Se alcune imprenditrici stanno avendo successo, ce ne sono altre che fanno fatica a farsi strada in un sistema a prevalenza maschile. Le donne occupano solo il 27 % delle posizioni manageriali negli USA mentre, nel vicino Canada, VanderMarel e Gordon sono un esempio molto raro. E se è vero che il settore cresce rapidamente, le società finanziarie guidate prevalentemente da uomini stanno invadendo il mercato con i loro capitali, a ulteriore discapito delle donne.

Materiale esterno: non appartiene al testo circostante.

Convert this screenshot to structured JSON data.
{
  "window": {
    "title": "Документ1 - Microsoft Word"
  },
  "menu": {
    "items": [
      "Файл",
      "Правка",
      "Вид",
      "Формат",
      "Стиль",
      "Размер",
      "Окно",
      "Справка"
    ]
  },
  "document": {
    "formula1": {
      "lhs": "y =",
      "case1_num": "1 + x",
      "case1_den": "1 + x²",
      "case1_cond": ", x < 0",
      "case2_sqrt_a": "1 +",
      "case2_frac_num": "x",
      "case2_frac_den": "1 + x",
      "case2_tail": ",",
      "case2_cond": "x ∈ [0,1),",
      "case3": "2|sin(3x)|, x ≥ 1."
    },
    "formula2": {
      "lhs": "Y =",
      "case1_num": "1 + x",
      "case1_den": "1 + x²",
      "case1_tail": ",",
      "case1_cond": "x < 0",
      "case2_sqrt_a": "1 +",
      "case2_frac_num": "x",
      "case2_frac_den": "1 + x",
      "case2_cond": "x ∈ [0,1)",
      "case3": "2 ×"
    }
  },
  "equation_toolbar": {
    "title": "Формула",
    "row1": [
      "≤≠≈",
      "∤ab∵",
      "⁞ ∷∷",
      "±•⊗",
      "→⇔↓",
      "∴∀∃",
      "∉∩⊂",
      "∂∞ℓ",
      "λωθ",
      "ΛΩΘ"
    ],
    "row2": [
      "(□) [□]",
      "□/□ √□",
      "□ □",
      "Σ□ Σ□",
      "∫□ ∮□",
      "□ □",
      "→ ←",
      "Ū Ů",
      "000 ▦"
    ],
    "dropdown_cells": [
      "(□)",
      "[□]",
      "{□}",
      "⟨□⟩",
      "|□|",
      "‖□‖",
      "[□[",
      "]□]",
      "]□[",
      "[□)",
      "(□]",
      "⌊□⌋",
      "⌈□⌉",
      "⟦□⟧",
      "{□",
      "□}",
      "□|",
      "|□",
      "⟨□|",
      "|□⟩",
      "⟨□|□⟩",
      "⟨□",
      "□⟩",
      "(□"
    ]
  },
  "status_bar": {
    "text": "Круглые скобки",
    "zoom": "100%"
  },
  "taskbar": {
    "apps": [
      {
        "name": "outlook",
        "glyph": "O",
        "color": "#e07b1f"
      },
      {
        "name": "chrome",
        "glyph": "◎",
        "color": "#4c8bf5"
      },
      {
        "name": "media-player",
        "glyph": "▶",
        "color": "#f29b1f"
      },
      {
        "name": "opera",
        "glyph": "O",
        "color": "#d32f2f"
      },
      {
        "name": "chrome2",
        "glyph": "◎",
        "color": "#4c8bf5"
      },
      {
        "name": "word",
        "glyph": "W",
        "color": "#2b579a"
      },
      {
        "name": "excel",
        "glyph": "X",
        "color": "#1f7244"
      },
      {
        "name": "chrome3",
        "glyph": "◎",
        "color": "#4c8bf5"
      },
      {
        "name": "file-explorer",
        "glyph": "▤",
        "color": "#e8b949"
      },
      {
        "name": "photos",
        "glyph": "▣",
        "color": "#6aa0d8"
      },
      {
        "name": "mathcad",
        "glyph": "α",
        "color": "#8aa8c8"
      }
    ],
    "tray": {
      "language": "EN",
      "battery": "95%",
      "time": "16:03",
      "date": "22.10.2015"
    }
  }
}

«Per una donna è molto più difficile trovare e ottenere i finanziamenti» afferma Amy Margolis, un’ex avvocatessa e oggi sostenitrice della cannabis che ha lanciato l’acceleratore di impresa The Initiative proprio per cercare di colmare le disparità di genere nel settore. «In questo momento il settore è aperto a chi se lo vuole prendere. E in teoria più finanziamenti ha un’impresa, più velocemente, e in modo più strategico, potrà crescere».
Ma si tratta di un settore emergente dalle grandi speranze, un nuovo inizio in cui possono essere create nuove regole, inclusive ed eque. «È lo spirito del nostro tempo: una pianta “femmina”, una conversazione al femminile».